Le design en toute indépendance

Philippe Carini, designer graphiste indépendant et également enseignant en écoles d’arts appliqués, nous parle de son métier ainsi que de sa vision du design. 

Philippe Carini, rappelez-nous votre parcours 
P.C. Je suis diplômé de l’Ensaama – Olivier de Serres en design industriel. J’ai d’abord exercé pendant quelques années en tant que designer produit, notamment pour concevoir du mobilier ainsi que des produits destinés aux arts de la table, pour des marques comme Invicta ou Geneviève Lethu. Par la suite, je me suis orienté vers le graphisme, en commençant par la publicité, dans le domaine de la communication immobilière, puis de la communication RH. Après cela, j’ai rejoint The Brand Company, l’activité design de TBWA, puis je me suis associé au sein de l’agence Creox où j’ai notamment géré la marque de sport Ironman. J’y ai également eu l’occasion de lancer deux magazines dont Trail Attitude, le premier magazine de trail en France. Enfin, je me suis tourné vers le packaging en rejoignant Ulteam Design où je suis intervenu pour des annonceurs comme Leclerc ou encore des marques de spiritueux. Depuis 2013, je suis designer graphique indépendant et j’interviens dans les domaines de l’identité de marque et du packaging, pour des secteurs très variés. En parallèle, j’enseigne dans différentes écoles d’arts appliqués.

Quels sont les avantages et inconvénients du statut de graphiste indépendant en 2024 ?
P.C. On peut gérer son emploi du temps, ce qui constitue un énorme avantage, surtout quand, comme c’est mon cas, on travaille à la fois pour des clients en direct et pour des agences. Le principal inconvénient réside dans le fait que l’on ne travaille en général que sur un bout de projet. On a très rarement la possibilité d’en piloter l’intégralité.

L’enseignement, c’est important pour vous ?
P.C. Très important et c’est d’ailleurs l’une des choses que je préfère. Compte tenu d’une typologie de parcours assez différent de celui de mes confrères, étant intervenu dans des environnements divers, il n’est pas facile de me positionner dans tel ou tel domaine. Ce qui pourrait apparaitre comme un défaut dans la sphère professionnelle constitue à l’inverse un gros avantage dans le domaine de l’enseignement. Et d’autant plus avec la démarche pédagogique sous forme de workshop pour laquelle j’ai opté. D’autre part, cette diversité des domaines dans lesquels j’interviens me permet de ne pas du tout être déconnecté de la réalité. Il y a en effet trop souvent un décalage entre ceux qui font et ceux qui enseignent. Il faut être en mesure de transmettre des choses importantes et pas seulement sur un plan technique.

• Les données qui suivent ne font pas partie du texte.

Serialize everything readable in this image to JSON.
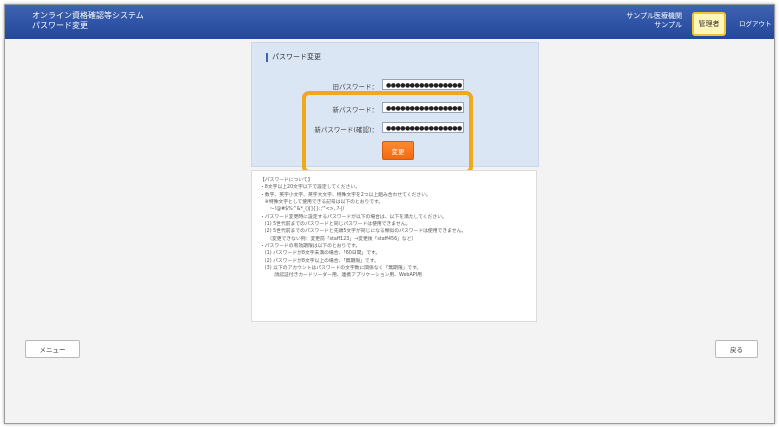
{
  "header": {
    "app_name": "オンライン資格確認等システム",
    "page_name": "パスワード変更",
    "org_name": "サンプル医療機関",
    "user_name": "サンプル",
    "role": "管理者",
    "logout": "ログアウト"
  },
  "form": {
    "title": "パスワード変更",
    "old_label": "旧パスワード：",
    "old_value": "●●●●●●●●●●●●●●●●",
    "new_label": "新パスワード：",
    "new_value": "●●●●●●●●●●●●●●●●",
    "confirm_label": "新パスワード(確認)：",
    "confirm_value": "●●●●●●●●●●●●●●●●",
    "submit": "変更"
  },
  "info": [
    "【パスワードについて】",
    "・8文字以上20文字以下で設定してください。",
    "・数字、英字小文字、英字大文字、特殊文字を2つ以上組み合わせてください。",
    "　※特殊文字として使用できる記号は以下のとおりです。",
    "　　～!@#$%^&*_()[]{}:;'\"<>,.?-|/",
    "・パスワード変更時に設定するパスワードが以下の場合は、以下を満たしてください。",
    "　(1) 5世代前までのパスワードと同じパスワードは使用できません。",
    "　(2) 5世代前までのパスワードと先頭5文字が同じになる類似のパスワードは使用できません。",
    "　　（変更できない例：変更前「staff123」→変更後「staff456」など）",
    "・パスワードの有効期限は以下のとおりです。",
    "　(1) パスワードが8文字未満の場合、「60日間」です。",
    "　(2) パスワードが8文字以上の場合、「無期限」です。",
    "　(3) 以下のアカウントはパスワードの文字数に関係なく「無期限」です。",
    "　　　顔認証付きカードリーダー用、連携アプリケーション用、WebAPI用"
  ],
  "footer": {
    "menu": "メニュー",
    "back": "戻る"
  },
  "colors": {
    "header": "#2d52a5",
    "accent": "#f27a1f",
    "highlight": "#f0a81c",
    "badge_bg": "#fff6b8"
  }
}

Ainsi, pour les étudiants, avoir l’opportunité de mener des projets jusqu’au bout en se voyant apporter des informations provenant d’un vécu professionnel riche et varié est très intéressant.

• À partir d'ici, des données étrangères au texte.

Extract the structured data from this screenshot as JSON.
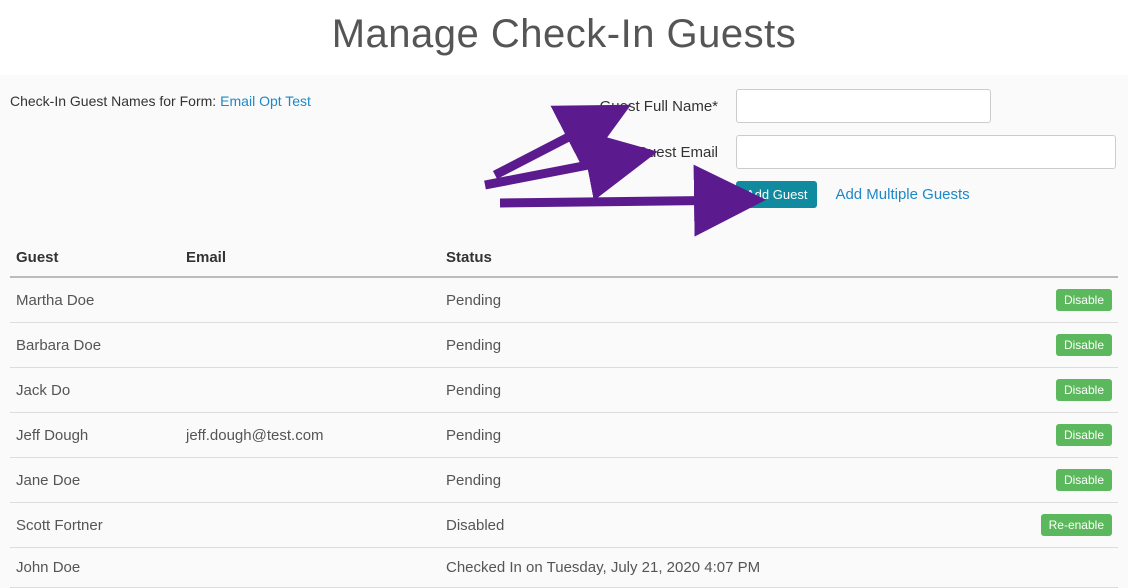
{
  "page": {
    "title": "Manage Check-In Guests",
    "form_intro_label": "Check-In Guest Names for Form:",
    "form_link": "Email Opt Test"
  },
  "form": {
    "name_label": "Guest Full Name*",
    "name_value": "",
    "email_label": "Guest Email",
    "email_value": "",
    "add_button": "Add Guest",
    "add_multiple_link": "Add Multiple Guests"
  },
  "table": {
    "headers": {
      "guest": "Guest",
      "email": "Email",
      "status": "Status"
    },
    "rows": [
      {
        "guest": "Martha Doe",
        "email": "",
        "status": "Pending",
        "action": "Disable"
      },
      {
        "guest": "Barbara Doe",
        "email": "",
        "status": "Pending",
        "action": "Disable"
      },
      {
        "guest": "Jack Do",
        "email": "",
        "status": "Pending",
        "action": "Disable"
      },
      {
        "guest": "Jeff Dough",
        "email": "jeff.dough@test.com",
        "status": "Pending",
        "action": "Disable"
      },
      {
        "guest": "Jane Doe",
        "email": "",
        "status": "Pending",
        "action": "Disable"
      },
      {
        "guest": "Scott Fortner",
        "email": "",
        "status": "Disabled",
        "action": "Re-enable"
      },
      {
        "guest": "John Doe",
        "email": "",
        "status": "Checked In on Tuesday, July 21, 2020 4:07 PM",
        "action": ""
      }
    ]
  }
}
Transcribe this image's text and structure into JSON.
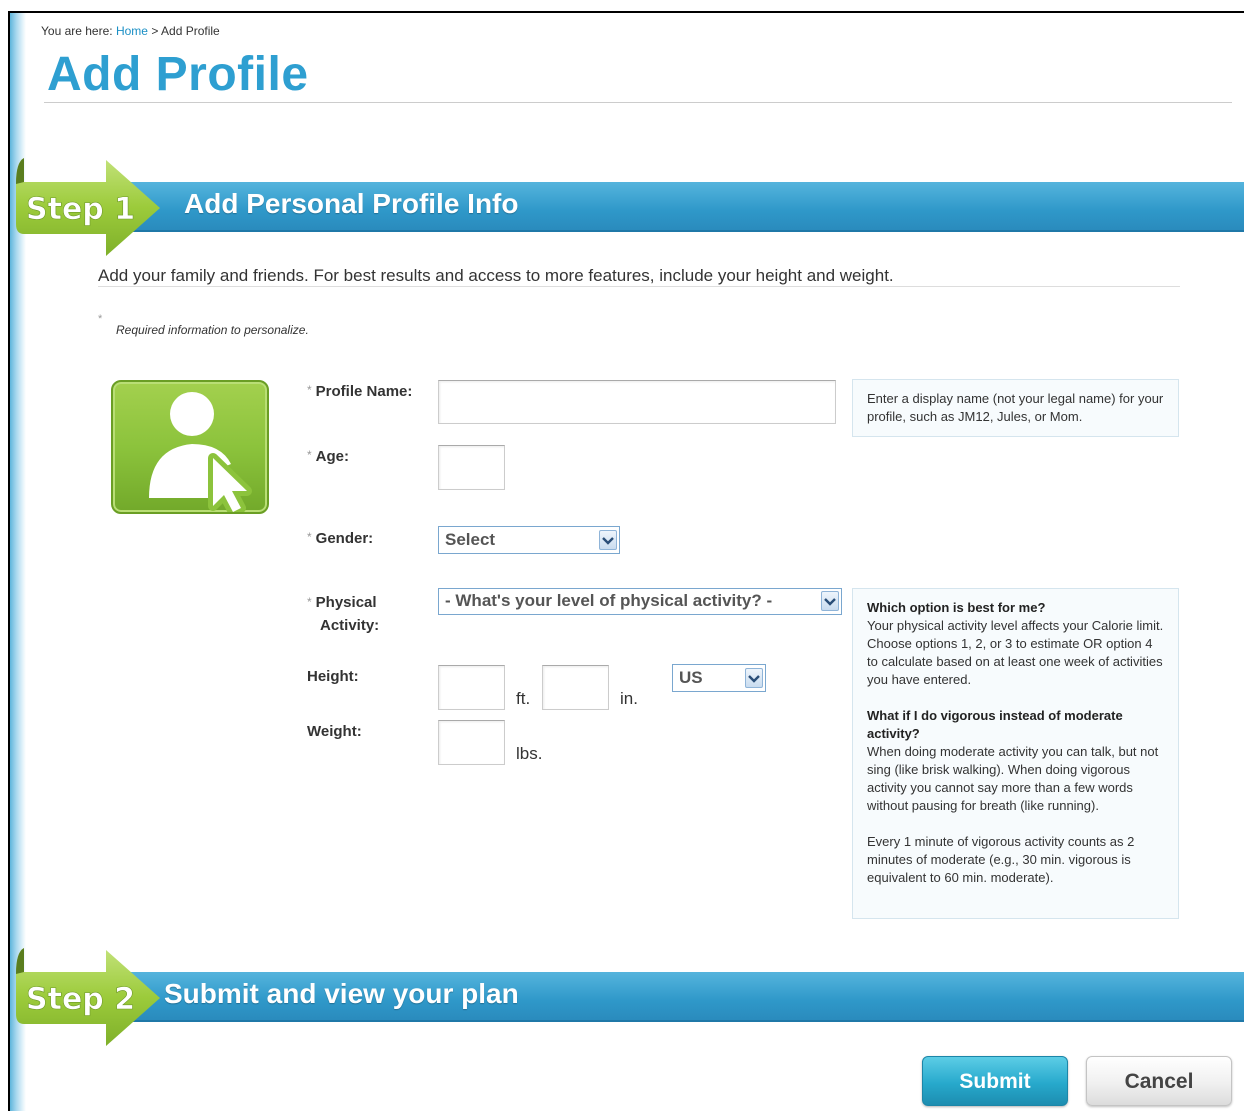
{
  "breadcrumb": {
    "prefix": "You are here:",
    "home": "Home",
    "separator": ">",
    "current": "Add Profile"
  },
  "page_title": "Add Profile",
  "step1": {
    "badge": "Step 1",
    "heading": "Add Personal Profile Info"
  },
  "intro": "Add your family and friends. For best results and access to more features, include your height and weight.",
  "required": {
    "star": "*",
    "note": "Required information to personalize."
  },
  "form": {
    "required_star": "*",
    "profile_name": {
      "label": "Profile Name:",
      "value": "",
      "tip": "Enter a display name (not your legal name) for your profile, such as JM12, Jules, or Mom."
    },
    "age": {
      "label": "Age:",
      "value": ""
    },
    "gender": {
      "label": "Gender:",
      "selected": "Select"
    },
    "activity": {
      "label_line1": "Physical",
      "label_line2": "Activity:",
      "selected": "- What's your level of physical activity? -"
    },
    "height": {
      "label": "Height:",
      "feet": "",
      "inches": "",
      "ft_unit": "ft.",
      "in_unit": "in.",
      "system": "US"
    },
    "weight": {
      "label": "Weight:",
      "value": "",
      "unit": "lbs."
    }
  },
  "activity_help": {
    "q1": "Which option is best for me?",
    "a1": "Your physical activity level affects your Calorie limit. Choose options 1, 2, or 3 to estimate OR option 4 to calculate based on at least one week of activities you have entered.",
    "q2": "What if I do vigorous instead of moderate activity?",
    "a2": "When doing moderate activity you can talk, but not sing (like brisk walking). When doing vigorous activity you cannot say more than a few words without pausing for breath (like running).",
    "a3": "Every 1 minute of vigorous activity counts as 2 minutes of moderate (e.g., 30 min. vigorous is equivalent to 60 min. moderate)."
  },
  "step2": {
    "badge": "Step 2",
    "heading": "Submit and view your plan"
  },
  "buttons": {
    "submit": "Submit",
    "cancel": "Cancel"
  },
  "colors": {
    "accent_blue": "#2e9fd1",
    "step_green": "#9ccb3b",
    "link": "#1a8fc5"
  }
}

Le design tel que perçu et pratiqué en France vous satisfait-il ?
P.C. Je constate que beaucoup de petites et moyennes entreprises n’ont encore jamais fait appel au design. Entre l’IA et les logiciels qui se revendiquent user friendly, et en y rajoutant tout le gloubi-boulga qui va autour, on s’aperçoit que, si tout le monde parle de design, seulement un très petit nombre en fait vraiment. C’est évidemment beaucoup moins le cas pour les grands groupes, mais pour les petites entreprises, le design est une falaise infranchissable, qui paraît d’autant plus hors d’atteinte que les coûts peuvent sembler élevés. En tout cas, c’est ce que je vois et lis. D’autre part, quand j’accompagne des entrepreneurs sur des aspects d’identité visuelle ou de design digital, je ne vois pas trop la motivation et je n’ai pas vraiment le sentiment que le design est important pour eux. C’est étonnant, car j’étais persuadé qu’il y aurait un sursaut. Et franchement, à part les grandes entreprises, la situation n’a pas vraiment évolué depuis 30 ans. Et pour corser le tout, quand on voit le nombre de diplômés en design et le petit nombre de jobs en face, on voit mal comment le marché pourrait évoluer de façon satisfaisante. En dix ans il y a eu tellement d’écoles et de formations qui ont vu le jour que certaines entreprises ne travaillent plus qu’avec des alternants : c’est efficace et pas cher !

Un message pour terminer ?
P.C. On a la chance de faire un métier créatif où si, comme c’est mon cas, on travaille dans des domaines variés, on rencontre des gens très différents, et donc l’on ne s’ennuie pas, ce qui est déjà pas mal. Et c’est parce que l’on ne s’ennuie pas qu’il ne faut surtout pas ennuyer les autres ! Et cela tombe bien, le design, ça vous évite d’être ennuyant.